We found innovative ways to invest in technology, using the urgency of the moment to invite competing data platforms to work together for the first time, sharing their resources and making their data findable, accessible, interoperable, and reusable. In doing so, we coordinated closely with other funders, like the Bill & Melinda Gates Foundation and Mastercard, with whom we jointly launched the Covid Therapeutics Accelerator. Together, we learned how much more can be achieved by pooling resources across organizations when we pursue a shared goal.

However, the biggest lesson we learnt was about the complexity of the problems we faced and still face. As the COVID-19 pandemic spread around the world, existing inequalities in our societies were both exposed and exacerbated. In the context of clinical trials data that included inequalities in ability to access, prepare and analyse it by teams from different parts of the world and with different levels of resources. That’s why, at the same time as driving innovation in data analysis and infrastructure, my team and I worked with social scientists on addressing the cultural issues preventing the sharing of data and ensuring access to it was available to all.

The complexity of the challenges in front of us, whether Covid or climate change, requires diverse partners and perspectives to come together, bridging the gaps between disciplines and sectors. Powerful though data science is, narrow “solutionism”, where we think an app or an algorithm on their own is the answer to everything, is rarely effective.
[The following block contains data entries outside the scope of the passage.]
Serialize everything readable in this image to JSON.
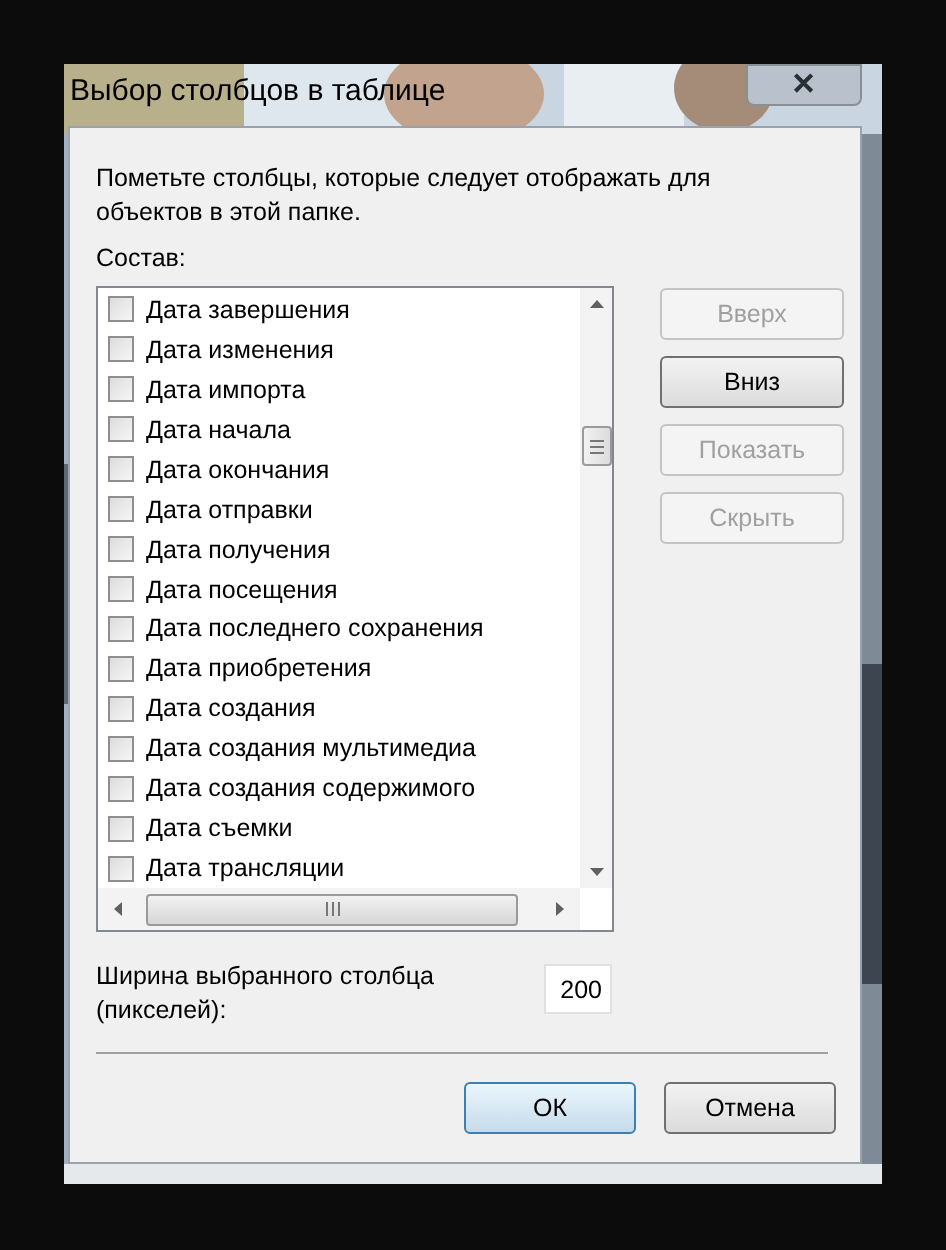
{
  "window": {
    "title": "Выбор столбцов в таблице",
    "close": "✕"
  },
  "instructions": "Пометьте столбцы, которые следует отображать для объектов в этой папке.",
  "list_label": "Состав:",
  "columns": [
    {
      "label": "Дата завершения",
      "checked": false
    },
    {
      "label": "Дата изменения",
      "checked": false
    },
    {
      "label": "Дата импорта",
      "checked": false
    },
    {
      "label": "Дата начала",
      "checked": false
    },
    {
      "label": "Дата окончания",
      "checked": false
    },
    {
      "label": "Дата отправки",
      "checked": false
    },
    {
      "label": "Дата получения",
      "checked": false
    },
    {
      "label": "Дата посещения",
      "checked": false
    },
    {
      "label": "Дата последнего сохранения",
      "checked": false
    },
    {
      "label": "Дата приобретения",
      "checked": false
    },
    {
      "label": "Дата создания",
      "checked": false
    },
    {
      "label": "Дата создания мультимедиа",
      "checked": false
    },
    {
      "label": "Дата создания содержимого",
      "checked": false
    },
    {
      "label": "Дата съемки",
      "checked": false
    },
    {
      "label": "Дата трансляции",
      "checked": false
    }
  ],
  "side_buttons": [
    {
      "label": "Вверх",
      "disabled": true
    },
    {
      "label": "Вниз",
      "disabled": false
    },
    {
      "label": "Показать",
      "disabled": true
    },
    {
      "label": "Скрыть",
      "disabled": true
    }
  ],
  "width_label": "Ширина выбранного столбца (пикселей):",
  "width_value": "200",
  "buttons": [
    {
      "label": "ОК",
      "kind": "default"
    },
    {
      "label": "Отмена",
      "kind": "normal"
    }
  ]
}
When the chance to lead data.org presented itself, I saw an opportunity to scale all I have done in a twenty-year career as a technologist, data scientist, social scientist, and entrepreneur. The job’s inherent interdisciplinarity is what attracted me the most.

With data.org we are building a neutral platform, a digital and community space not confined to the lens of a single topic. We recognize the power of partnerships, and seek to bring together SIOs looking for help in deploying data science for social impact with those organizations who have the resources to provide such assistance, via funding, or tools, or data science and engineers. We are open to working with everyone: Big Tech, small community groups, top academic teams, and philanthropic organizations.
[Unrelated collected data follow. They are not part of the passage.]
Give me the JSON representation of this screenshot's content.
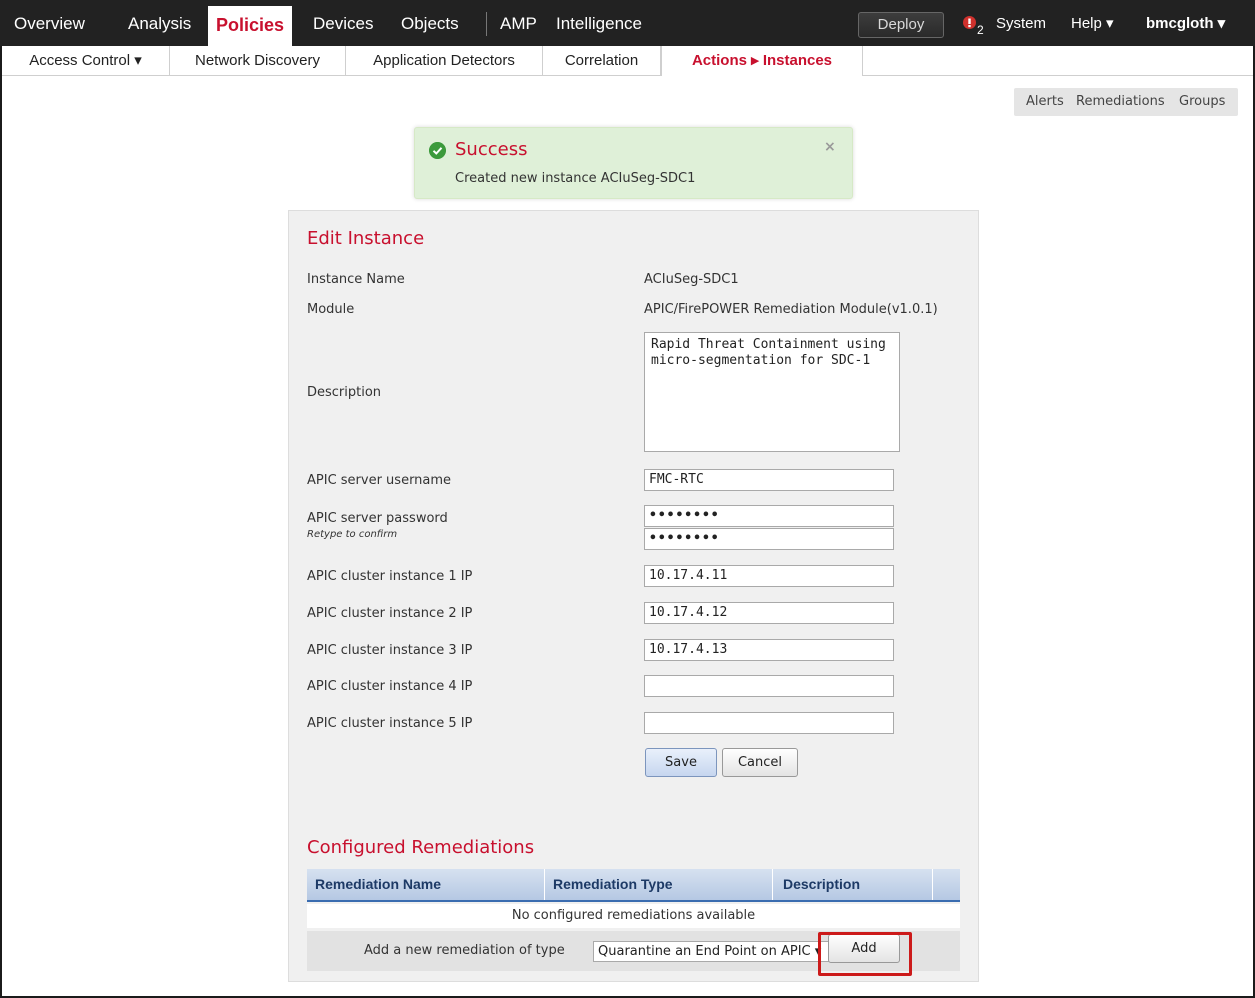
{
  "topnav": {
    "items": [
      "Overview",
      "Analysis",
      "Policies",
      "Devices",
      "Objects",
      "AMP",
      "Intelligence"
    ],
    "deploy_label": "Deploy",
    "alert_count": "2",
    "system_label": "System",
    "help_label": "Help ▾",
    "user_label": "bmcgloth ▾"
  },
  "subnav": {
    "items": [
      "Access Control ▾",
      "Network Discovery",
      "Application Detectors",
      "Correlation",
      "Actions ▸ Instances"
    ]
  },
  "right_tabs": [
    "Alerts",
    "Remediations",
    "Groups"
  ],
  "success": {
    "title": "Success",
    "message": "Created new instance ACIuSeg-SDC1",
    "close": "×"
  },
  "edit": {
    "title": "Edit Instance",
    "instance_name_label": "Instance Name",
    "instance_name_value": "ACIuSeg-SDC1",
    "module_label": "Module",
    "module_value": "APIC/FirePOWER Remediation Module(v1.0.1)",
    "description_label": "Description",
    "description_value": "Rapid Threat Containment using\nmicro-segmentation for SDC-1",
    "username_label": "APIC server username",
    "username_value": "FMC-RTC",
    "password_label": "APIC server password",
    "retype_label": "Retype to confirm",
    "password_value": "••••••••",
    "retype_value": "••••••••",
    "ip1_label": "APIC cluster instance 1 IP",
    "ip1_value": "10.17.4.11",
    "ip2_label": "APIC cluster instance 2 IP",
    "ip2_value": "10.17.4.12",
    "ip3_label": "APIC cluster instance 3 IP",
    "ip3_value": "10.17.4.13",
    "ip4_label": "APIC cluster instance 4 IP",
    "ip4_value": "",
    "ip5_label": "APIC cluster instance 5 IP",
    "ip5_value": "",
    "save_label": "Save",
    "cancel_label": "Cancel"
  },
  "remediations": {
    "title": "Configured Remediations",
    "columns": [
      "Remediation Name",
      "Remediation Type",
      "Description"
    ],
    "empty_text": "No configured remediations available",
    "add_prompt": "Add a new remediation of type",
    "type_selected": "Quarantine an End Point on APIC ▾",
    "add_label": "Add"
  },
  "colors": {
    "accent_red": "#c8102e",
    "nav_bg": "#222222",
    "success_bg": "#dff0d8",
    "highlight_box": "#cc1a1a"
  }
}
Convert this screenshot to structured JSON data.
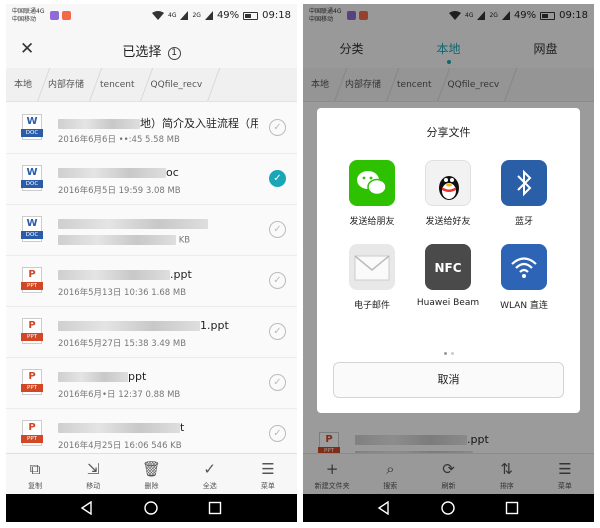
{
  "status": {
    "carrier_line1": "中国联通4G",
    "carrier_line2": "中国移动",
    "battery": "49%",
    "time": "09:18",
    "net1": "4G",
    "net2": "2G"
  },
  "left": {
    "header": {
      "title": "已选择",
      "count": "1"
    },
    "breadcrumbs": [
      "本地",
      "内部存储",
      "tencent",
      "QQfile_recv"
    ],
    "files": [
      {
        "type": "doc",
        "letter": "W",
        "tag": "DOC",
        "name_visible": "地）简介及入驻流程（用…",
        "meta_visible": "2016年6月6日 ••:45 5.58 MB",
        "checked": false
      },
      {
        "type": "doc",
        "letter": "W",
        "tag": "DOC",
        "name_visible": "oc",
        "meta_visible": "2016年6月5日 19:59 3.08 MB",
        "checked": true
      },
      {
        "type": "doc",
        "letter": "W",
        "tag": "DOC",
        "name_visible": "",
        "meta_visible": "KB",
        "checked": false
      },
      {
        "type": "ppt",
        "letter": "P",
        "tag": "PPT",
        "name_visible": ".ppt",
        "meta_visible": "2016年5月13日 10:36 1.68 MB",
        "checked": false
      },
      {
        "type": "ppt",
        "letter": "P",
        "tag": "PPT",
        "name_visible": "1.ppt",
        "meta_visible": "2016年5月27日 15:38 3.49 MB",
        "checked": false
      },
      {
        "type": "ppt",
        "letter": "P",
        "tag": "PPT",
        "name_visible": "ppt",
        "meta_visible": "2016年6月•日 12:37 0.88 MB",
        "checked": false
      },
      {
        "type": "ppt",
        "letter": "P",
        "tag": "PPT",
        "name_visible": "t",
        "meta_visible": "2016年4月25日 16:06 546 KB",
        "checked": false
      }
    ],
    "toolbar": [
      {
        "label": "复制",
        "icon": "copy-icon",
        "glyph": "⧉"
      },
      {
        "label": "移动",
        "icon": "move-icon",
        "glyph": "⇲"
      },
      {
        "label": "删除",
        "icon": "trash-icon",
        "glyph": "🗑"
      },
      {
        "label": "全选",
        "icon": "select-all-icon",
        "glyph": "✓"
      },
      {
        "label": "菜单",
        "icon": "menu-icon",
        "glyph": "☰"
      }
    ]
  },
  "right": {
    "tabs": [
      "分类",
      "本地",
      "网盘"
    ],
    "active_tab": 1,
    "breadcrumbs": [
      "本地",
      "内部存储",
      "tencent",
      "QQfile_recv"
    ],
    "behind_file": {
      "letter": "P",
      "tag": "PPT",
      "name_visible": ".ppt"
    },
    "dialog": {
      "title": "分享文件",
      "apps": [
        {
          "label": "发送给朋友",
          "icon": "wechat-icon"
        },
        {
          "label": "发送给好友",
          "icon": "qq-icon"
        },
        {
          "label": "蓝牙",
          "icon": "bluetooth-icon"
        },
        {
          "label": "电子邮件",
          "icon": "email-icon"
        },
        {
          "label": "Huawei Beam",
          "icon": "nfc-icon"
        },
        {
          "label": "WLAN 直连",
          "icon": "wifi-direct-icon"
        }
      ],
      "cancel": "取消"
    },
    "toolbar": [
      {
        "label": "新建文件夹",
        "icon": "plus-icon",
        "glyph": "+"
      },
      {
        "label": "搜索",
        "icon": "search-icon",
        "glyph": "⌕"
      },
      {
        "label": "刷新",
        "icon": "refresh-icon",
        "glyph": "⟳"
      },
      {
        "label": "排序",
        "icon": "sort-icon",
        "glyph": "⇅"
      },
      {
        "label": "菜单",
        "icon": "menu-icon",
        "glyph": "☰"
      }
    ]
  },
  "colors": {
    "accent": "#1aa6b7",
    "word": "#2a5caa",
    "ppt": "#d24726"
  }
}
We believe that data science approaches need to be reforged and democratized with ethics and social impact at the center to avoid exacerbating the very inequalities we seek to reduce. Acting as a convener and a catalyst, we at data.org aim to empower the sector with the tools, talent, resources, and increased trust we know is required. As a team, and with our founding partners, we are ready to move with expertise, energy, and humility. I personally look forward to engaging with the many committed individuals and organizations building the field of data science for social impact, and addressing the urgent and interrelated problems we face.